Les meneurs de la Chambre, cependant, hésitaient à prendre le pouvoir. Les agitations pour la Pologne, l’émeute anticléricale, succédant aux mouvements suscités par le procès des ministres, avaient aggravé la crise commerciale. Les faillites succédaient aux faillites, fermant ateliers et magasins et jetant sur le pavé des milliers de travailleurs. La rente baissait, les impôts rentraient mal, le déficit se creusait de jour en jour, le Trésor était vide. Aux mouvements désordonnés de la rue en faveur de la liberté et de la nationalité s’ajoutaient les convulsions de la faim. Dans le même moment que l’ambassade de Russie était assaillie à coups de pierres, les ouvriers en chômage, nous l’avons vu, jetaient leur cri de détresse par les fenêtres du Palais-Royal en fête et, dominant les sons de l’orchestre, portaient la terreur, sinon l’émotion dans le cœur des invités de la famille royale.

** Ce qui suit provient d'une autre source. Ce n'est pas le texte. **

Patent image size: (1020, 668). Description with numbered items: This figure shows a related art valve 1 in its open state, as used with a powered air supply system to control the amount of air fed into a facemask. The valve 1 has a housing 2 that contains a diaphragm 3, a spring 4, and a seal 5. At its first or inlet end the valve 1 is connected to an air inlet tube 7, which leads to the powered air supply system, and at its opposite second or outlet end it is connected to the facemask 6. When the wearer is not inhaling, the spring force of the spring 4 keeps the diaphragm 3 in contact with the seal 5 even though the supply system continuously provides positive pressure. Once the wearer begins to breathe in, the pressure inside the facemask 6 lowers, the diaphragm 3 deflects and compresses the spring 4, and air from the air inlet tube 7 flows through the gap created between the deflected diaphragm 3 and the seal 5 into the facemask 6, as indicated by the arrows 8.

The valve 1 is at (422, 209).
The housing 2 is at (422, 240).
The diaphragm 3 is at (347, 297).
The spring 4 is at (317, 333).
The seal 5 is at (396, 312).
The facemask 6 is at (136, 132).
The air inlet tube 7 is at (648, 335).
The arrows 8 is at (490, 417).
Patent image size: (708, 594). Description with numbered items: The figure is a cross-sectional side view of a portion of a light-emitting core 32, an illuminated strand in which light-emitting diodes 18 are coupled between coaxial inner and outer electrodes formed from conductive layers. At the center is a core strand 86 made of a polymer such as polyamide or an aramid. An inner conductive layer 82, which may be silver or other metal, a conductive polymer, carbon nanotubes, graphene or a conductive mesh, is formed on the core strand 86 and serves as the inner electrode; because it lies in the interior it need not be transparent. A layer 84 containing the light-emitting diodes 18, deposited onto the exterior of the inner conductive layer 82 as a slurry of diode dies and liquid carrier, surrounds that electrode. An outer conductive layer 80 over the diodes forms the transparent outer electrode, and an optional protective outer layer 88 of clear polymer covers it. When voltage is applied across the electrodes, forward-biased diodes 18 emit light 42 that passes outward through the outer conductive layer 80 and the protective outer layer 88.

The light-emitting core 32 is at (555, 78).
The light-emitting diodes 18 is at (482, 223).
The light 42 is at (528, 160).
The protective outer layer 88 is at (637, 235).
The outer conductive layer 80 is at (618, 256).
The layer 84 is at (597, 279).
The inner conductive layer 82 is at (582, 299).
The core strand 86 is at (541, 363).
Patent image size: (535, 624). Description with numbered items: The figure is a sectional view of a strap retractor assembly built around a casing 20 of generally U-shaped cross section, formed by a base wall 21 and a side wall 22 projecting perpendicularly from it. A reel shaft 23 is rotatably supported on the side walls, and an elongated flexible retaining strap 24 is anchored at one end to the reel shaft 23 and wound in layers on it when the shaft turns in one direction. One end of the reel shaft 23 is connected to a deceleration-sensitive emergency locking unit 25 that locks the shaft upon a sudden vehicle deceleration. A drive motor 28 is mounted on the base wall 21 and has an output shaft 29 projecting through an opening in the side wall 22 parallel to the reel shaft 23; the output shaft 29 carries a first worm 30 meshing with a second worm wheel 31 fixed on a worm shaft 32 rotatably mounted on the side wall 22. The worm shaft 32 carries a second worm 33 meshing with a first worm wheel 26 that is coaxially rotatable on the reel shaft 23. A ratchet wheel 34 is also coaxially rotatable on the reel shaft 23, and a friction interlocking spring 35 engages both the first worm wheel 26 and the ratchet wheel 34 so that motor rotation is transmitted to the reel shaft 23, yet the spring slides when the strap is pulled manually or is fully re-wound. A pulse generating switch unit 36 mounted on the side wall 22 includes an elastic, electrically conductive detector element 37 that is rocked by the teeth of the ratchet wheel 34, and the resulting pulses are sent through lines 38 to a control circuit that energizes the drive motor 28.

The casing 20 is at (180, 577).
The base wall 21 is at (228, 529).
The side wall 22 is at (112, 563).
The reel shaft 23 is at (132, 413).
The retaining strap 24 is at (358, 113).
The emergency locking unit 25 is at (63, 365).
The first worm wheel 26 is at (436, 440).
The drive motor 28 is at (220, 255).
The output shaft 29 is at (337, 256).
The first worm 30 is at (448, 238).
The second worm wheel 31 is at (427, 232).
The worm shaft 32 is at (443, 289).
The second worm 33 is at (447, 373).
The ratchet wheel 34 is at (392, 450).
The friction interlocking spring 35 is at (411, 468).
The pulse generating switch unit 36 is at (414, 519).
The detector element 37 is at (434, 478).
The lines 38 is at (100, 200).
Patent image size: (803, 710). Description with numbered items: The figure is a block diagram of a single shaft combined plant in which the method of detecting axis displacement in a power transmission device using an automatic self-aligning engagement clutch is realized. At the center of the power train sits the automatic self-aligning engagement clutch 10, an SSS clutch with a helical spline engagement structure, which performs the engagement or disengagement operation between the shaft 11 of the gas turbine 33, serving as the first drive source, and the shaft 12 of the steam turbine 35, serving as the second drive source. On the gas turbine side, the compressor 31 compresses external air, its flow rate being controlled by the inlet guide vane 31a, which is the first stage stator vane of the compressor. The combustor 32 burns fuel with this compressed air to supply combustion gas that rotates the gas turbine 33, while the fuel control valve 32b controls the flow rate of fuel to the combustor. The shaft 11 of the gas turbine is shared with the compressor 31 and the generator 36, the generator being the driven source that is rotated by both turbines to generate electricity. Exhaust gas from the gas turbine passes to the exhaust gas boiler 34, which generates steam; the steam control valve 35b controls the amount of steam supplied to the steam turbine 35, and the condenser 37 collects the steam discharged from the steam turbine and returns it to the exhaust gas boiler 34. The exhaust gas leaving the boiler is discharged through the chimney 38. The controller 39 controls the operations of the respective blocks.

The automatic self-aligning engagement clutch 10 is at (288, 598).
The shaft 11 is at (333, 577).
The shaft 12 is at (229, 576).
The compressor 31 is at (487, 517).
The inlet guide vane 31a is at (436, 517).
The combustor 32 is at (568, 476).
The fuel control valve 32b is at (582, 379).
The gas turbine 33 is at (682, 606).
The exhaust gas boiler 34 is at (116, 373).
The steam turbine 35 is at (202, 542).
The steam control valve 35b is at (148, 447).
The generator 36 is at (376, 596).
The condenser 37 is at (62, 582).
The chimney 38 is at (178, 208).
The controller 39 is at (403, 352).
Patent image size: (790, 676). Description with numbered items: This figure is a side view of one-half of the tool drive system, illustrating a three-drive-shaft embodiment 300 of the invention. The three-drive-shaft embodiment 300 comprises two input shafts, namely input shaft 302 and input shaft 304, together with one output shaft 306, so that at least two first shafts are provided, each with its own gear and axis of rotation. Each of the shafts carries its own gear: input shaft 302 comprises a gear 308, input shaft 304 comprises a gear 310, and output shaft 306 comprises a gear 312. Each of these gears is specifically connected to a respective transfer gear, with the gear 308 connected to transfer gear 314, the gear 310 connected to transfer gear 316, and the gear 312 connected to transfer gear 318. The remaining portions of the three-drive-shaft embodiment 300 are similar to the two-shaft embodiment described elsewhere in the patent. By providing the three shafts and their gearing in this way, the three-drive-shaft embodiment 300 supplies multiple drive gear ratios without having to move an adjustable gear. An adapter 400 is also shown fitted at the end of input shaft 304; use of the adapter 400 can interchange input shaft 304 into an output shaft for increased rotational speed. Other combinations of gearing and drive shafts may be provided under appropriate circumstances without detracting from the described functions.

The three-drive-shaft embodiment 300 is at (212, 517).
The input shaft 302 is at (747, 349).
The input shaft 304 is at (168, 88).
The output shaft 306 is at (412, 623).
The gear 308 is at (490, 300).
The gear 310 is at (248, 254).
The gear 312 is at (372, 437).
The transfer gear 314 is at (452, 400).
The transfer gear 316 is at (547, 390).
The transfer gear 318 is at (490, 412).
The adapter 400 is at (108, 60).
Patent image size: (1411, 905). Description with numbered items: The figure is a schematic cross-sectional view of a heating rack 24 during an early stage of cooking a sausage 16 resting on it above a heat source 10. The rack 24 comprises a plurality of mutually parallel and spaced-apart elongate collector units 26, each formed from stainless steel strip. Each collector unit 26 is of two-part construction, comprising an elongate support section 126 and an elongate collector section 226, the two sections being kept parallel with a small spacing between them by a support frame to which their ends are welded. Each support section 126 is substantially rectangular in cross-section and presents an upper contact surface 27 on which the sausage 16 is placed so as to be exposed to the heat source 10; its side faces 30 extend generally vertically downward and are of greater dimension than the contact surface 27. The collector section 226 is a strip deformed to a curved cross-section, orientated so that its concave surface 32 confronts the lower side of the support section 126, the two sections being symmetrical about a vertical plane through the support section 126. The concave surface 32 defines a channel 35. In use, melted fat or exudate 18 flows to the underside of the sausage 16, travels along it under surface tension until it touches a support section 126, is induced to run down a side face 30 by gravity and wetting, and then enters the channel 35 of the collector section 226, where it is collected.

Trop d’intérêts individuels étaient engagés dans le régime pour qu’il ne fût pas pris à bref délai une résolution. Un à un les arbres de la liberté étaient arrachés et dépouillés « de leur beau feuillage », disait Henri Heine, puis équarris « en poutres destinées à étayer la famille d’Orléans », représentation du pouvoir de la bourgeoisie. Mais ce n’était pas sur les chefs du parti doctrinaire qu’il fallait compter. Royer-Collard, au dire de M. Thureau-Dangin, « affectait de n’être plus qu’un spectateur découragé, avec un peu de raillerie un peu méprisante ». Il gardait le silence depuis la révolution, un silence « qu’il savait du reste rendre aussi important que l’avait été sa parole ». Quant aux demandeurs et aux preneurs de places, qui mettaient, selon le mot amusant de Victor Hugo, « une cocarde tricolore à leur marmite », ils criaient bien haut qu’il fallait en finir avec l’anarchie, mais aucun d’eux n’eût risqué un écu ni un ongle pour sortir du gâchis. Le plus illustre d’entre eux, Benjamin Constant, qui avait reçu deux cent mille francs pour payer ses dettes, en réclamait cent seize mille encore, nous dit Dupin ainé dans ses Mémoires, « pour indemnité du tort à lui causé, disait-il, par une barricade construite devant sa maison avec les voitures de roulage prises dans sa cour ; ou nomma pour expert de la difficulté l’honnête M. Odier, qui, informations prises, pensa que seize mille francs seulement excédaient de beaucoup le préjudice dont on se plaignait. Le réclamant s’y soumit, et prit la somme en souriant ».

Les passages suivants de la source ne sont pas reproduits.